Carotid Body Tumor Resection: Long-Term Outcome of 67 Cases without Preoperative Embolization
Üst veriTüm öğe kaydını göster
Background: Carotid body tumors (CBTs) are rare tumors in the neck. Surgical resection is the gold standard of treatment. Surgical resection may be complicated by bleeding. Preoperative embolization has recently been introduced for the treatment to reduce the quantity of blood loss; however, the outcomes of this procedure are still under debate. In this article, we have presented the outcomes of patients who underwent surgical resection for CBT without undergoing preoperative embolization in our institution. Methods: This retrospective study reviewed 67 tumor resection cases who underwent surgical resection for CBTs without undergoing preoperative embolization. Tumor classification was performed as per the Shamblin classification.

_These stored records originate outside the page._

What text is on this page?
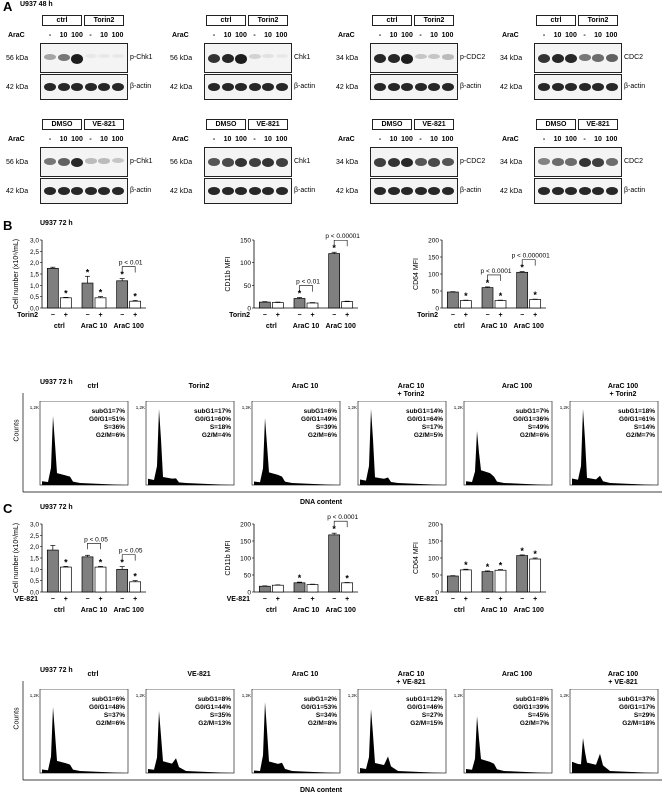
A U937 48 h
B	U937 72 h
C	U937 72 h
ctrl	Torin2
AraC	-	10 100 -	10 100
56 kDa	p-Chk1
42 kDa	β-actin
ctrl	Torin2
AraC	-	10 100 -	10 100
56 kDa	Chk1
42 kDa	β-actin
ctrl	Torin2
AraC	-	10 100 -	10 100
34 kDa	p-CDC2
42 kDa	β-actin
ctrl	Torin2
AraC	-	10 100 -	10 100
34 kDa	CDC2
42 kDa	β-actin
DMSO	VE-821
AraC	-	10 100 -	10 100
56 kDa	p-Chk1
42 kDa	β-actin
DMSO	VE-821
AraC	-	10 100 -	10 100
56 kDa	Chk1
42 kDa	β-actin
DMSO	VE-821
AraC	-	10 100 -	10 100
34 kDa	p-CDC2
42 kDa	β-actin
DMSO	VE-821
AraC	-	10 100 -	10 100
34 kDa	CDC2
42 kDa	β-actin
Cell number (x10⁶/mL) 0,0
0,5
1,0
1,5
2,0
2,5
3,0
−
*
+
ctrl
*
−
*
+
AraC 10
*
−
*
+
AraC 100
Torin2
p < 0.01	CD11b MFI
0
50
100
150
− +
ctrl
*
− +
AraC 10
*
− +
AraC 100
Torin2
p < 0.01
p < 0.00001
CD64 MFI
0
50
100
150
200
−
*
+
ctrl
*
−
*
+
AraC 10
*
−
*
+
AraC 100
Torin2
p < 0.0001
p < 0.000001
Cell number (x10⁶/mL) 0,0
0,5
1,0
1,5
2,0
2,5
3,0
−
*
+
ctrl
−
*
+
AraC 10
*
−
*
+
AraC 100
VE-821
p < 0.05
p < 0.05	CD11b MFI
0
50
100
150
200
− +
ctrl
*
− +
AraC 10
*
−
*
+
AraC 100
VE-821
p < 0.0001
CD64 MFI
0
50
100
150
200
−
*
+
ctrl
*
−
*
+
AraC 10
*
−
*
+
AraC 100
VE-821
U937 72 h
Counts
DNA content
ctrl
1,2K
subG1=7%
G0/G1=51%
S=36%
G2/M=6%
Torin2
1,2K
subG1=17%
G0/G1=60%
S=18%
G2/M=4%
AraC 10
1,2K
subG1=6%
G0/G1=49%
S=39%
G2/M=6%
AraC 10
+ Torin2
1,2K
subG1=14%
G0/G1=64%
S=17%
G2/M=5%
AraC 100
1,2K
subG1=7%
G0/G1=36%
S=49%
G2/M=6%
AraC 100
+ Torin2
1,2K
subG1=18%
G0/G1=61%
S=14%
G2/M=7%
U937 72 h
Counts
DNA content
ctrl
1,2K
subG1=6%
G0/G1=48%
S=37%
G2/M=6%
VE-821
1,2K
subG1=8%
G0/G1=44%
S=35%
G2/M=13%
AraC 10
1,2K
subG1=2%
G0/G1=53%
S=34%
G2/M=8%
AraC 10
+ VE-821
1,2K
subG1=12%
G0/G1=46%
S=27%
G2/M=15%
AraC 100
1,2K
subG1=8%
G0/G1=39%
S=45%
G2/M=7%
AraC 100
+ VE-821
1,2K
subG1=37%
G0/G1=17%
S=29%
G2/M=18%
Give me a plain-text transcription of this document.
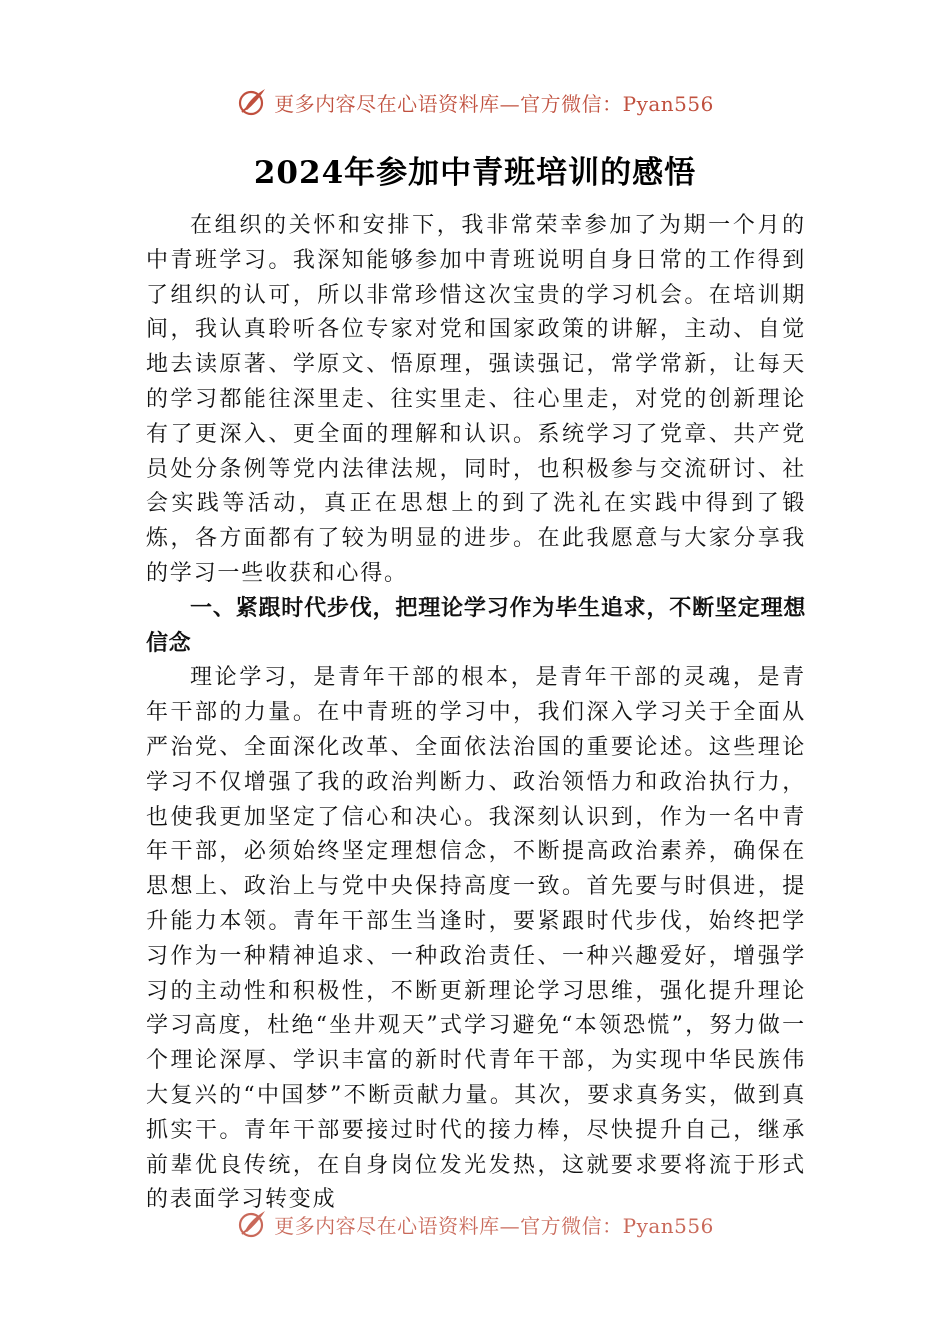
更多内容尽在心语资料库—官方微信：Pyan556
2024年参加中青班培训的感悟

在组织的关怀和安排下，我非常荣幸参加了为期一个月的中青班学习。我深知能够参加中青班说明自身日常的工作得到了组织的认可，所以非常珍惜这次宝贵的学习机会。在培训期间，我认真聆听各位专家对党和国家政策的讲解，主动、自觉地去读原著、学原文、悟原理，强读强记，常学常新，让每天的学习都能往深里走、往实里走、往心里走，对党的创新理论有了更深入、更全面的理解和认识。系统学习了党章、共产党员处分条例等党内法律法规，同时，也积极参与交流研讨、社会实践等活动，真正在思想上的到了洗礼在实践中得到了锻炼，各方面都有了较为明显的进步。在此我愿意与大家分享我的学习一些收获和心得。

一、紧跟时代步伐，把理论学习作为毕生追求，不断坚定理想信念

理论学习，是青年干部的根本，是青年干部的灵魂，是青年干部的力量。在中青班的学习中，我们深入学习关于全面从严治党、全面深化改革、全面依法治国的重要论述。这些理论学习不仅增强了我的政治判断力、政治领悟力和政治执行力，也使我更加坚定了信心和决心。我深刻认识到，作为一名中青年干部，必须始终坚定理想信念，不断提高政治素养，确保在思想上、政治上与党中央保持高度一致。首先要与时俱进，提升能力本领。青年干部生当逢时，要紧跟时代步伐，始终把学习作为一种精神追求、一种政治责任、一种兴趣爱好，增强学习的主动性和积极性，不断更新理论学习思维，强化提升理论学习高度，杜绝“坐井观天”式学习避免“本领恐慌”，努力做一个理论深厚、学识丰富的新时代青年干部，为实现中华民族伟大复兴的“中国梦”不断贡献力量。其次，要求真务实，做到真抓实干。青年干部要接过时代的接力棒，尽快提升自己，继承前辈优良传统，在自身岗位发光发热，这就要求要将流于形式的表面学习转变成

更多内容尽在心语资料库—官方微信：Pyan556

The demographic, clinical characteristics, and the operative information about the patients were retrieved from the patient records. The obtained data were analyzed with descriptive statistics. Results: The study included 12 male and 55 female patients. The mean age was 51.95 +/- 16.59 years. Of the surgically resected tumors; 11 (16.4%) were Shamblin type I, 30 (44.8%) were Shamblin type II, and 26 (38.8%) were Shamblin type III. The mean duration of operation was 109.10 +/- 32.36 min. The volume of intraoperative blood loss in the Shamblin type I, type II, and type III groups were 98.64 +/- 23.46 cc, 215.33 +/- 75.74 cc, and 351.73 +/- 62.51 cc, respectively, and they were significantly different among the groups (P < 0.001). The volume of postoperative blood loss in the Shamblin type I, type II, and type III groups were 34.09 +/- 10.44 cc, 53.00 +/- 20.02 cc, and 62.50 +/- 25.11 cc, respectively, and they were significantly different among the groups (P = 0.003). Cranial nerve injury developed in 10 (15.0%) patients. Postoperative stroke developed in 2 (3%) patients. No mortality or persistent nerve injury was observed in association with the injury in the patients during the 1-year follow-up period. Conclusions: CBTs can be surgically resected safely and effectively without a need for preoperative embolization.